Question

Maximum value of the function $f\left(x\right)=\frac{x}{8}+\frac{2}{x}$ on the interval $[1,6]$ is

• A. $1$
• B. $\frac{9}{8}$
• C. $\frac{13}{12}$
• D. $\frac{17}{8}$

Answer 1

The correct option is D $\frac{17}{8}$

$f\left(x\right)=\frac{x}{8}+\frac{2}{x}$
$\therefore f^{\prime }\left(x\right)=\frac{1}{8}-\frac{2}{x^2}=\frac{x^2-16}{8x^2}$

For maximum or minimum, $f^{\prime }\left(x\right)$ must be vanish.

$\therefore f^{\prime }\left(x\right)=0$

$\Rightarrow \frac{x^2-16}{8x^2}=0\Rightarrow x=4,-4$

$\because x\in [1,6]$

$\therefore x\ne -4$

Also, in $[1,4],f^{\prime }\left(x\right)<0\Rightarrow f\left(x\right)$ is decreasing.
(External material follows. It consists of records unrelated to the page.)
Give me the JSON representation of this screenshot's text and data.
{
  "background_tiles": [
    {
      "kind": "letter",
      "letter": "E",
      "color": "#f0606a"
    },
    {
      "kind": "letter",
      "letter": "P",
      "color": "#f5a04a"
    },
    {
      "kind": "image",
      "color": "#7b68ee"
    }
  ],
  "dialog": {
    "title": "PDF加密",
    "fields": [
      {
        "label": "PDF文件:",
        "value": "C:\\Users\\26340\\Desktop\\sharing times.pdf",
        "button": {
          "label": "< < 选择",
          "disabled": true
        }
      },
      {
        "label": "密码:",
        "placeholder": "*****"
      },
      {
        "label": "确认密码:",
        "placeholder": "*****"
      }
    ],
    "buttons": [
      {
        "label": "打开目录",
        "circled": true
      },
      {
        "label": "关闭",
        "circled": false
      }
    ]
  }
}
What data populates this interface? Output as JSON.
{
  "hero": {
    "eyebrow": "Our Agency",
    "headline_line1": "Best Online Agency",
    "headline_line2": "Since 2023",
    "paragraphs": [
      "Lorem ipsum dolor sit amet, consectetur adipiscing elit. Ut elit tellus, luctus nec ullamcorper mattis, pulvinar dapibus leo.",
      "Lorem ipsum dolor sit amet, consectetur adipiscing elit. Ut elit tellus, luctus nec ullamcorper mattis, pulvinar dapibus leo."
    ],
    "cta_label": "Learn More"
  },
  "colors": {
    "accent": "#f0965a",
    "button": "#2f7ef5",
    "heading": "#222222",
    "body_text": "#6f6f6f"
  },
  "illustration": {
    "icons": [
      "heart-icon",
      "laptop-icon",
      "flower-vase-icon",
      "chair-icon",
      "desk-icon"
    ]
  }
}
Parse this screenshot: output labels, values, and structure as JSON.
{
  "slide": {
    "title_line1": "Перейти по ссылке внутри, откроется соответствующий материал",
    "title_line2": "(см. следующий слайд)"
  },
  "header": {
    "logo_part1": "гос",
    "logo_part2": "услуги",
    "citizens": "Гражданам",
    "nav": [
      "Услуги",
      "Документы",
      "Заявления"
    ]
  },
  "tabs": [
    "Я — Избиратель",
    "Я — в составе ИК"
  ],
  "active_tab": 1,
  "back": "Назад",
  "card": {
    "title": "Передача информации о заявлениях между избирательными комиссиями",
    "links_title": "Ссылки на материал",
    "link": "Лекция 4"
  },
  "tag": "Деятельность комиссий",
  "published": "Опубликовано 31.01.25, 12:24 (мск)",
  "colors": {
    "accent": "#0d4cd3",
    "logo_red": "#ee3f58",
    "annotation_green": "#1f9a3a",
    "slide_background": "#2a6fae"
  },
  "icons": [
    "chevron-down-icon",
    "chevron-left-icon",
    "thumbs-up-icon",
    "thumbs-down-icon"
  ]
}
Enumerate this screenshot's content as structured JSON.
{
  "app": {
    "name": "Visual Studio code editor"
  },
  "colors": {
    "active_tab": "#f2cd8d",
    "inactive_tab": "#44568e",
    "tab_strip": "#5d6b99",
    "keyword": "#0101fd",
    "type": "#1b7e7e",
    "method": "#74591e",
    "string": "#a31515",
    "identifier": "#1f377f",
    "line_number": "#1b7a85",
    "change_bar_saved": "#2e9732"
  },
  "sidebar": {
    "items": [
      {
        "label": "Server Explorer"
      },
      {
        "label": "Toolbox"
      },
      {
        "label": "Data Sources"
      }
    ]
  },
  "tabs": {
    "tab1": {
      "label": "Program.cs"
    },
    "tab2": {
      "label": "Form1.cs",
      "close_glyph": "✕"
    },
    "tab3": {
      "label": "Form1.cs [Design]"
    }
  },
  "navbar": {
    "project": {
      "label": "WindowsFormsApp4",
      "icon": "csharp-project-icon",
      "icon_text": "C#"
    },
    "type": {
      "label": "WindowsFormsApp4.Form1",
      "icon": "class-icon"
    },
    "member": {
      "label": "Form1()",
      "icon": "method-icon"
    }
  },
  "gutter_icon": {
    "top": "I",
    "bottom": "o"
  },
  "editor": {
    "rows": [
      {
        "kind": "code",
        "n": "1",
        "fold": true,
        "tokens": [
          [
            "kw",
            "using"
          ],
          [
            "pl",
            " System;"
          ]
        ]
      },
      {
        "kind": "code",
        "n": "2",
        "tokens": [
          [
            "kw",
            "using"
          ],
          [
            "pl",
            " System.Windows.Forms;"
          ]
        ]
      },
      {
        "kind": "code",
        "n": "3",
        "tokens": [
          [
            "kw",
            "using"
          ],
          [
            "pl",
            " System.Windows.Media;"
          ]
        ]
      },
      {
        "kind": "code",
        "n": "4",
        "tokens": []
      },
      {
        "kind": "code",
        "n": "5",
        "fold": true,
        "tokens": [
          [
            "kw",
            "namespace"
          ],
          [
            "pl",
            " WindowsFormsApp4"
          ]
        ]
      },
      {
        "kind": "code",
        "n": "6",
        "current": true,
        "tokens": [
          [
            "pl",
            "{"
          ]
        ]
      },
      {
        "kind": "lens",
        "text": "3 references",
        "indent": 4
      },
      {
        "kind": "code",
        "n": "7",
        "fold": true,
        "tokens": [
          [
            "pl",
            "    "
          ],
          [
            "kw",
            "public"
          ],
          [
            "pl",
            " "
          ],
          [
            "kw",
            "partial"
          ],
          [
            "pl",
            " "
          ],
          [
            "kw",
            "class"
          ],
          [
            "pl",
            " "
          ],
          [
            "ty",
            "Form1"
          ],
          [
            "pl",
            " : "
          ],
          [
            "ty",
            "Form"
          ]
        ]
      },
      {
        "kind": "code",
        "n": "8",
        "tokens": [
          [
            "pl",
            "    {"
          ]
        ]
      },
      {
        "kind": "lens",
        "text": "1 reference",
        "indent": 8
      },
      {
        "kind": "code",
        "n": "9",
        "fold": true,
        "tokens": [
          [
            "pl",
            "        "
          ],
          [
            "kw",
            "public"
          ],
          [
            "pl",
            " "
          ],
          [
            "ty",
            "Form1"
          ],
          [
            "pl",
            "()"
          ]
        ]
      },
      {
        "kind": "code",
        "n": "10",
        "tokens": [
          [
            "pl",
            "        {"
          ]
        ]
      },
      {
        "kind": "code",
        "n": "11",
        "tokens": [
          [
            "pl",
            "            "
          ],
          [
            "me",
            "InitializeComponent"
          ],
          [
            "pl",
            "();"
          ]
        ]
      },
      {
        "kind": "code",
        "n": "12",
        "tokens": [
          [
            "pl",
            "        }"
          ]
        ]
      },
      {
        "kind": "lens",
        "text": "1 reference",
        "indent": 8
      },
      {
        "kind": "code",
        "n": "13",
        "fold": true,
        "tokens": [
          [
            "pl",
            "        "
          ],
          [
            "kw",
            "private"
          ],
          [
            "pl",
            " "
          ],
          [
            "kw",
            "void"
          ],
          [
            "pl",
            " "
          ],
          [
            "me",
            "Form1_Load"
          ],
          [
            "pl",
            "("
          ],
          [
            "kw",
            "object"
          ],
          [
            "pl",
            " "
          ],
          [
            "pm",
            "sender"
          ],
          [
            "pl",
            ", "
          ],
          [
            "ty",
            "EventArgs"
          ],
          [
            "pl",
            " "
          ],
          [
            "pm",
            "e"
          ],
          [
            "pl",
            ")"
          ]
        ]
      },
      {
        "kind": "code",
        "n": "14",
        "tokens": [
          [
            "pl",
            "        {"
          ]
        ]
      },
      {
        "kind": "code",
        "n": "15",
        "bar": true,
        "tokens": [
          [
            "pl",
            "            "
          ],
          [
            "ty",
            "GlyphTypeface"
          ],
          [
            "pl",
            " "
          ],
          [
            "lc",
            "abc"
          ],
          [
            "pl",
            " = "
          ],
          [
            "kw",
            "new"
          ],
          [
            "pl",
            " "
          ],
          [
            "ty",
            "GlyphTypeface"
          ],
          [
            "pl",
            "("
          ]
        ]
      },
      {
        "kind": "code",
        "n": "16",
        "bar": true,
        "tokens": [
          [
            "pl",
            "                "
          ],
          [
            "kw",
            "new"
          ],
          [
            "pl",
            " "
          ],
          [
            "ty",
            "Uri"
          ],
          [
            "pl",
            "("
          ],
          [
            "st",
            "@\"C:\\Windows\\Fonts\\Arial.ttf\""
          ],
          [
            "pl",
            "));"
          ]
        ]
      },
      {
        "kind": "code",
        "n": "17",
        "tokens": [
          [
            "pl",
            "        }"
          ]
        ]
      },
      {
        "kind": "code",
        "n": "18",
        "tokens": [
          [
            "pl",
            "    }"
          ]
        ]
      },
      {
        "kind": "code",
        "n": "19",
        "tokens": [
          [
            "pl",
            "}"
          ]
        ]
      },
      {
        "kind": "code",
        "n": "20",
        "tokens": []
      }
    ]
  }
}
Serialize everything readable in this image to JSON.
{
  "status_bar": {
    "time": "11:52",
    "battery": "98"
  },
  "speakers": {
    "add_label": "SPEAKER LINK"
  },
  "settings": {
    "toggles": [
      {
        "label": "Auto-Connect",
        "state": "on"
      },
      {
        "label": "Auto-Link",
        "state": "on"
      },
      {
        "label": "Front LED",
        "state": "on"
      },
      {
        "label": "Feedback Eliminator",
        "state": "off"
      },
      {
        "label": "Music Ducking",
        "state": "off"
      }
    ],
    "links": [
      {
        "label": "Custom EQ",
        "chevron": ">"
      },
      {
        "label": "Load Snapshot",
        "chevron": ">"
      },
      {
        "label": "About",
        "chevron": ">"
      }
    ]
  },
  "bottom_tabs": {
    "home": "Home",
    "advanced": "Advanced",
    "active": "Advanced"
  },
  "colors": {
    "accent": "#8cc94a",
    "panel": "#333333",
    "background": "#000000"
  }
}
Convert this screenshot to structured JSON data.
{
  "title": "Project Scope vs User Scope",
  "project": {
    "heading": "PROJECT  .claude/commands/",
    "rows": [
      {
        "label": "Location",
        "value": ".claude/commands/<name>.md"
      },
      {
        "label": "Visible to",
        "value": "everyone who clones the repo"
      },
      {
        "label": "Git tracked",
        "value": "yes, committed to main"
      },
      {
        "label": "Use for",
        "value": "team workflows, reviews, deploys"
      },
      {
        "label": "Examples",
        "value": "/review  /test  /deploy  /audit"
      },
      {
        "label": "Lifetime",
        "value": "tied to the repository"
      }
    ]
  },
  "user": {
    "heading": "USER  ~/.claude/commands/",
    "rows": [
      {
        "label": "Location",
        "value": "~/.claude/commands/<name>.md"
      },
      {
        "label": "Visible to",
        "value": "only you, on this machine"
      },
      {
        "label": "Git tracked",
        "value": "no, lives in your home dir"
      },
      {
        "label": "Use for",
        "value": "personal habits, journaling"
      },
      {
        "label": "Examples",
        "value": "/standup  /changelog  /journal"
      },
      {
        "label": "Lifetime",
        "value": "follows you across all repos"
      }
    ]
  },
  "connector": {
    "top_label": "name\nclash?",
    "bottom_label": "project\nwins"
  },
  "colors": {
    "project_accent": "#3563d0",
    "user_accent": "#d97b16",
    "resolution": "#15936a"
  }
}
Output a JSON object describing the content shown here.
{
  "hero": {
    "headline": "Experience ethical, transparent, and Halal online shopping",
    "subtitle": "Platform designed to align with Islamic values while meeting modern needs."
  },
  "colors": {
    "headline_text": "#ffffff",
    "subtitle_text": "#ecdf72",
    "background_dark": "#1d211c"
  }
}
In $[4,6],f^{\prime }\left(x\right)>0\Rightarrow f\left(x\right)$ is increasing.

$f\left(1\right)=\frac{1}{8}+\frac{2}{1}=\frac{17}{8}$

$f\left(8\right)=\frac{6}{8}+\frac{2}{6}=\frac{3}{4}+\frac{1}{3}=\frac{13}{12}$

Hence, maximum value of $f\left(x\right)$ in $[1,6]$ is $\frac{17}{8}$.